Joe Biel is something of an unlikely bicycle advocate. He doesn’t have a fancy bike. He doesn’t ride a million miles. He doesn’t attend many of the cycling events in town. “I ride my bike to work every day, and it’s become mainstream in my life to the point where I don’t ever think about it,” he said.
But over the course of his 38 years bicycles have become central to his life and that of his business. The company he co-founded has published dozens of books about cycling and he directed a documentary called “Aftermass,” about how his adopted home of Portland, Oregon, became synonymous with urban cycling. His tattoo of a heart within a chainring even became the company’s logo.
Microcosm Publishing is a small company that embraces the DIY ethos of Biel’s youth and largely works outside the traditional industry structures. Biel said he never set out to become a publisher. As a teen he was drawn to music and handmade zines. He collected dozens, then hundreds, of zines and carried them across the country to punk rock shows, speaking engagements and book stores. At different points in its gestation, Microcosm was also a record label and a zine distribution catalog. Two decades later, Microcosm has published about 350 books, Biel said, and has 11 employees.
“I did not see anything [in the mainstream press] that represented my interests or values I was interested in, purely as a person who needed to get to work and was not afraid of having politics front and center. It’s not to say it didn’t exist, but I couldn’t find it. And that was probably the principal motivator. I was young enough and stubborn enough to say ‘I’m going to make the thing that I would want.’”
With a diverse catalog, Microcosm often bumps up against the publishing industry’s classification of cycling as a sport, and its books gets lumped in with tennis and rock climbing on bookstore shelves. While many publishers of its size focus on a single subject, Microcosm “puts one book on every shelf,” Biel said. Its titles often cover such a breadth of topics that they can be difficult to classify.

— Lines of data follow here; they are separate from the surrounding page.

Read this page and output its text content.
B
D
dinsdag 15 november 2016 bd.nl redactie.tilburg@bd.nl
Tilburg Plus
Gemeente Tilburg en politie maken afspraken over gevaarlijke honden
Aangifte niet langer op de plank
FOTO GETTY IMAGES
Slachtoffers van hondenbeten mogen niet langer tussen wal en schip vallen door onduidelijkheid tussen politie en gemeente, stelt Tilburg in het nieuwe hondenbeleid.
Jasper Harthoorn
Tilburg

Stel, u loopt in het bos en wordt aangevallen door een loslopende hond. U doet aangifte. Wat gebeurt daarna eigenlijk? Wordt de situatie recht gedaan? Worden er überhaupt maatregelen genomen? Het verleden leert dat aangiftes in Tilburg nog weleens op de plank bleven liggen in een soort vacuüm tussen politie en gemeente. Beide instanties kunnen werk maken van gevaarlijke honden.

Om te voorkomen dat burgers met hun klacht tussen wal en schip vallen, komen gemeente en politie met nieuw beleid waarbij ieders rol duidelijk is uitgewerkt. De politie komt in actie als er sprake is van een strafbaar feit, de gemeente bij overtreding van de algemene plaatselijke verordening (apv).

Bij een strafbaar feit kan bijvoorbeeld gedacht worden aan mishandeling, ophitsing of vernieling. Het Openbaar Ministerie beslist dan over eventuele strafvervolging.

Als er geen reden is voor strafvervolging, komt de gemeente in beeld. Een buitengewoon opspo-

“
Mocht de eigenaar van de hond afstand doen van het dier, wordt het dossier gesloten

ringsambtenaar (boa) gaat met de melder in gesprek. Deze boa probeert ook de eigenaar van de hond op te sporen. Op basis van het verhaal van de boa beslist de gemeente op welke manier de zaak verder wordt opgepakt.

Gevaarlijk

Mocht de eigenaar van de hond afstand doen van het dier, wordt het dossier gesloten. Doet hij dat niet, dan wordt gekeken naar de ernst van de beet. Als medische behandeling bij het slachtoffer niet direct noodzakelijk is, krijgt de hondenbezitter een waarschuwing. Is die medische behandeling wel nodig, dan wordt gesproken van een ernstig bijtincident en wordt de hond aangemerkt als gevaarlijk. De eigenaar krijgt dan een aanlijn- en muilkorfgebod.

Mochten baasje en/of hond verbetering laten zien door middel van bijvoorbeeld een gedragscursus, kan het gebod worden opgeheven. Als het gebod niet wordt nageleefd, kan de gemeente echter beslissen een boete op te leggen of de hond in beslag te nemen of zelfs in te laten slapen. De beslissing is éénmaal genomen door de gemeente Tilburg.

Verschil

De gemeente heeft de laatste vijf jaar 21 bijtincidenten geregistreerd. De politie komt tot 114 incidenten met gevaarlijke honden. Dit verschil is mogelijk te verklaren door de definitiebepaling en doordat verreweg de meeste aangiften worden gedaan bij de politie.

“Our audience is primarily female. Primarily people of color. Primarily 20 to 30 [years old]. Primarily low income,” Biel said. “That wasn’t intentional, that’s just the people that responded to what we were doing because it’s a group of people that nobody talks to, and nobody engages as an equal.”
The road hasn’t always been smooth. As he outlines in his new memoir, “Good Trouble,” Biel struggled with interpersonal communication until he was diagnosed with Asberger’s Syndrome. Unsuccessful business ventures and personality conflicts almost sank Microcosm several times. But one of the “superpowers” of “Aspies,” Biel describes in his book, is an incredible stubbornness and fixation on a goal, something that has helped him rolling through the difficult periods.
Cycling and DIY culture have a lot in common. The shared values of thrift and self-reliance make bicycles an excellent transportation choice—at least when Biel wasn’t carting around boxes and boxes of zines to events. Today Microcosm’s catalog includes dozens of books about cycling, and the company is proudly pro-bike.
With partner Elly Blue, Biel founded a film company called Groundswell that creates short films that demonstrate how cycling has improved communities. The pair also organized the annual Dinner and Bikes Tour, a bicycle tour that stops in cities and towns, prepares gourmet vegan and gluten-free food, then discusses advocacy issues with the community.
While Biel proudly describes himself as a cyclist, he says he sometimes feels a disconnect with the cycling community. While he celebrates the growth of cycling as a basic transportation commodity, the change has had an adverse affect on the sense of community cyclists once felt, he said. “This is not challenging anything,” he said, referring to his lack of car ownership. “This is something I do for me at this point…I don’t see it as a selfless act, to spread the word, because the word is spread.”
But Biel continues to spread the word anyway. His company’s books are selling be er than ever and his side projects reach an even wider audience. He has learned to define his success by his own terms. “I know who I am and I know what I believe in.”
Four Microcosm Titles to Read to Your Bike
THE CULINARY CYCLIST: A COOKBOOK AND COMPANION FOR THE GOOD LIFE
By Anna Brones and Johanna Kindvall: More than a cookbook, this is a guide for integrating cycling into your cooking: how to shop by bike, how to throw a bike picnic and more. The recipes are vegetarian and gluten-free, many are vegan, and they are all beginner-friendly.
OUR BODIES, OUR BIKES
By Elly Blue, Katura Reynolds, Emily June Street and April Streeter: This series of essays is a mashup of advice, how-tos, memoirs and resources at the intersection of gender and bicycling. You’ll find stories of pregnancy, fashion, health and well-being, sexuality and more—anything is fair game.
Edited by Elly Blue: In the future, the only way to escape the zombie infestation is on two wheels. Then again, for the folks infected with the zombie virus, the only way to feel alive again is on a bicycle. Either way, these 13 science fiction stories prove the zombie apocalypse will be pedal-powered.
URBAN REVOLUTIONS: A WOMAN’S GUIDE TO TWO-WHEELED TRANSPORTATION
By Emilie Bahr: With a background as a cyclist and transportation planner in New Orleans, this collection of essays and tips is a great fi eld guide for both new and experienced cyclists of any gender.